Lorraine asks what I’ll be wearing.
“God only knows,” Dwight says dryly.
I explain: I am letting Bernice take me to her favorite
designer who will create my wedding outfit. It is her gift; she has insisted.
“Bernice won’t be able to live with herself for the fifteen minutes she’ll be watching the ceremony if April’s dress doesn’t suit her—if it’s not exactly what Bernice would wear. So her subtle way of doing things is to say ‘I’ll take over. I’ll design it. I’ll pay for it. I’ll produce and direct it.’” Dwight finishes his diatribe.
Lorraine and her parents are unmoved. Bernice’s actions do not offend them the way they offend me. So? they seem to be thinking. Of course she buys the dress; she’s the bride’s mother. It’s the way of the world.
Dwight says, “April will be a beautiful bride whatever she wears, don’t you think?”
The Willamees nod politely. They don’t offer any further compliments. Dwight looks worried for me over their lack of enthusiasm. He walks around the table to my chair and bends over to kiss me on the lips. It is seconds longer than a perfunctory public kiss would be. It is a declaration of independence, I think, a contract between us. The Willamees look on. Surely if he’s ever brought a woman home, he’s never kissed one in front of them. I mouth, “Thanks.”
He says aloud, “You’re welcome.”
B
ernice and I go for consultations on two consecutive Friday afternoons, but we make no progress on my dress. We have talked Lucia out of black silk and out of brown velvet. I keep saying, “I don’t understand what’s wrong with white.”
Lucia with the blond brush cut sets her lips; she is an artist and has no policy about the customer always being right. Bernice believes in her and acts as mediator, unhappy with my white and Lucia’s black. She has narrowed her preferences to the swatches labeled “Poppy,” “Melon,” “Inferno,” and “Burpee Big Boy.” I say no, no, no, no, to all the reds. Aren’t they bothered by the connotations of a red wedding dress?
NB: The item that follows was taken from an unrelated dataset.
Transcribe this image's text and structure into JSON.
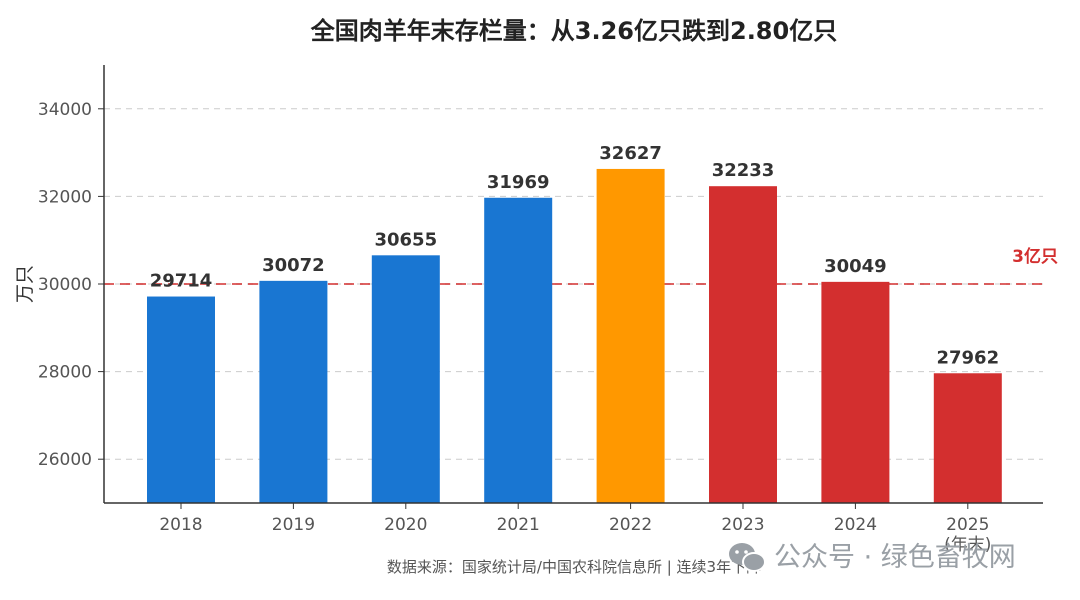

Bernice says that’s exactly why it would be so wonderful—the Latin teacher and the librarian in their singular and quiet devotion to each other saying “fuck you” to the
world. She says we’re not exactly the Barbie and Ken statues on top of a wedding cake. Why not have fun, tease the guests?
I say, “No reds or oranges. I’m not trying to make a point, especially a half-baked one.”
“What do you
want?”
Lucia asks.
“Pastels are nice for early summer,” I say.